Polaris Shipping has settled compensation amounts with the families of 17 of the 22 seafarers who are believed to have died in the Stellar Daisy sinking on 31 March.
The company, known for operating ore carriers on long-term consecutive voyage charters with industrial shippers such as Vale and POSCO, said on 15 May that the two survivors from the Stellar Daisy have also agreed on compensation amounts.
Polaris would not disclose the compensation amount, citing confidentiality.
The 22 seafarers, comprising eight South Koreans and 14 Filipinos, are still missing and are believed to have gone down with the vessel, which sank in the Uruguayan part of the Atlantic Ocean during a routine Brazil-China voyage. Families of the other five seafarers are demanding that Polaris Shipping continue with the search efforts, although the company has scaled down the search by removing commercial ships from the effort.
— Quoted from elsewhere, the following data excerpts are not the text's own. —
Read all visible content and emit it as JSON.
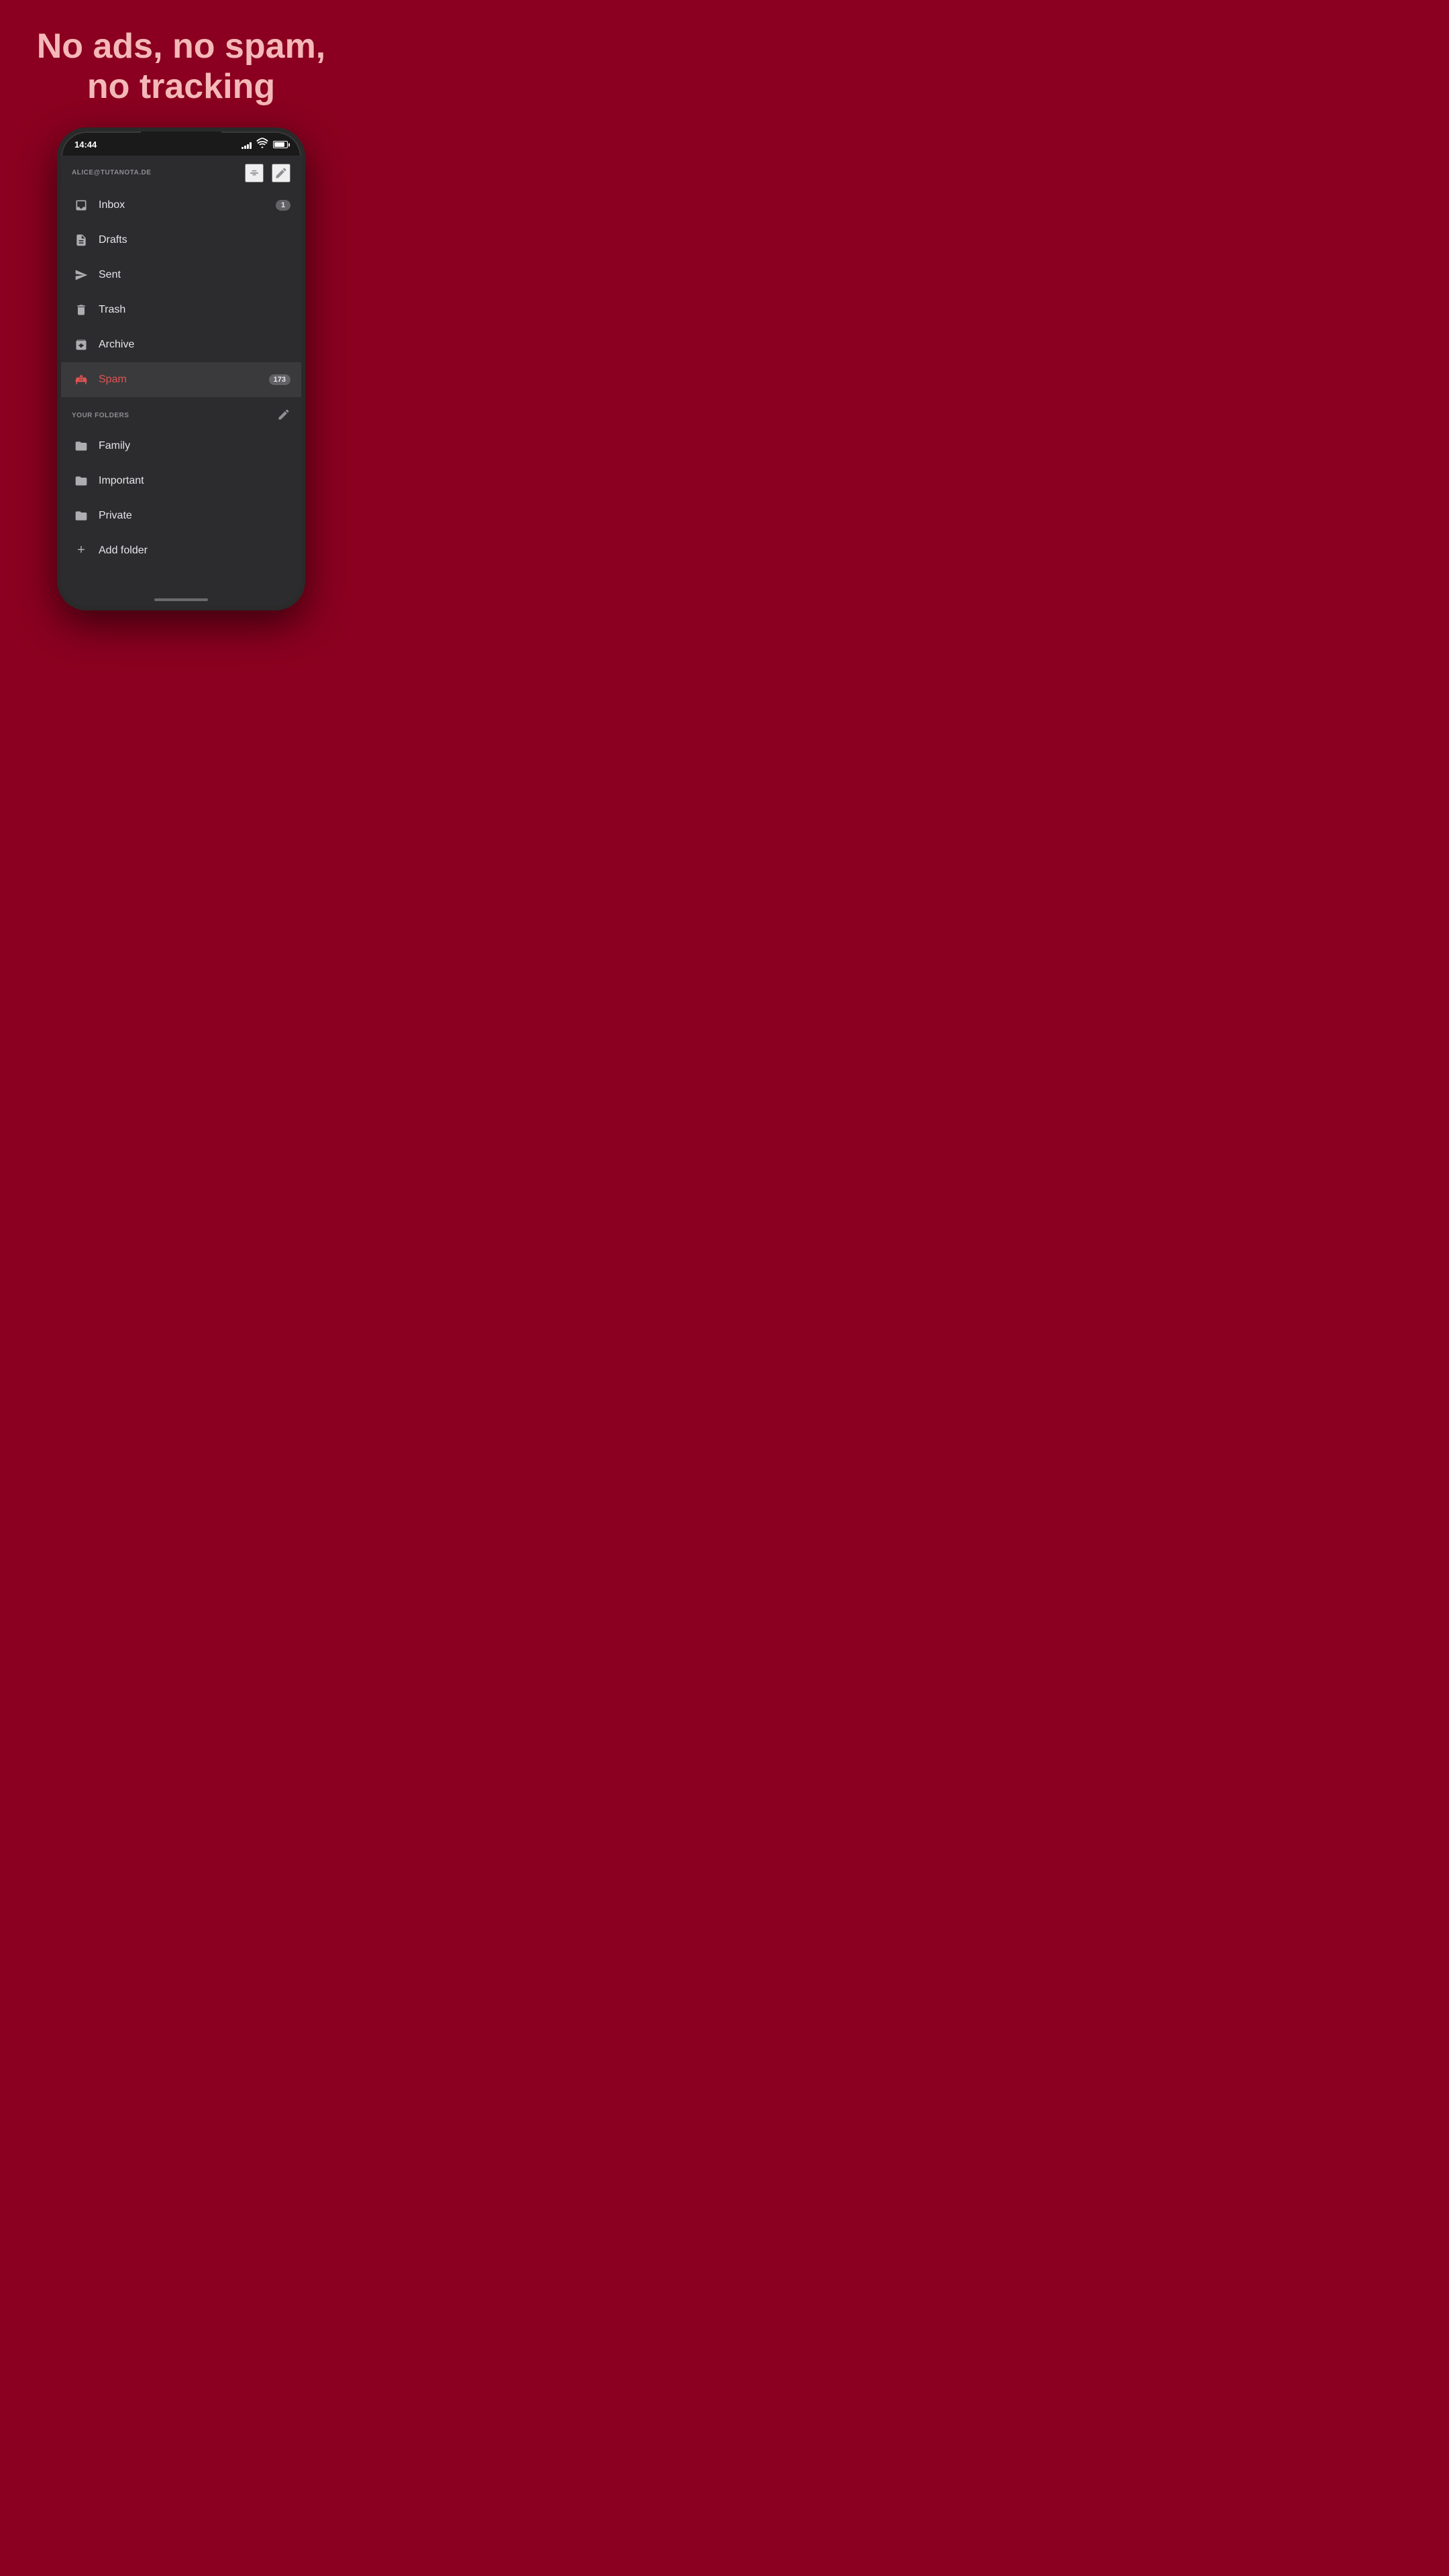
{
  "headline": {
    "line1": "No ads, no spam,",
    "line2": "no tracking"
  },
  "statusBar": {
    "time": "14:44"
  },
  "app": {
    "account": "ALICE@TUTANOTA.DE",
    "menuItems": [
      {
        "id": "inbox",
        "label": "Inbox",
        "badge": "1",
        "active": false
      },
      {
        "id": "drafts",
        "label": "Drafts",
        "badge": null,
        "active": false
      },
      {
        "id": "sent",
        "label": "Sent",
        "badge": null,
        "active": false
      },
      {
        "id": "trash",
        "label": "Trash",
        "badge": null,
        "active": false
      },
      {
        "id": "archive",
        "label": "Archive",
        "badge": null,
        "active": false
      },
      {
        "id": "spam",
        "label": "Spam",
        "badge": "173",
        "active": true
      }
    ],
    "foldersSection": {
      "title": "YOUR FOLDERS",
      "folders": [
        {
          "id": "family",
          "label": "Family"
        },
        {
          "id": "important",
          "label": "Important"
        },
        {
          "id": "private",
          "label": "Private"
        }
      ],
      "addFolderLabel": "Add folder"
    }
  }
}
The two survivors, both Filipinos, have returned to their families in the Philippines, but remained hired by Polaris through their crewing agency.
“We hope we will reach an amicable settlement with the remaining bereaved families,” said Polaris.
Polaris has come under fire for reporting the accident to the government 12 hours after the company was first notified of the emergency. This suggests that Polaris missed the ‘golden time’ to evacuate all the crew.
The loss of Stellar Daisy has also sparked concerns over the safety of such converted bulk carriers. Shortly after the disaster, another Polaris ore carrier, Stellar Unicorn, had to be diverted to Cape Hope for repairs to a cracked hull, lending more fuel to the speculation.
As of 20 April, Polaris Shipping had initiated inspections on all its ore carriers amid growing concern over the safety of its fleet. On 8 May, cracks were found on another of the company’s vessels, Stellar Queen.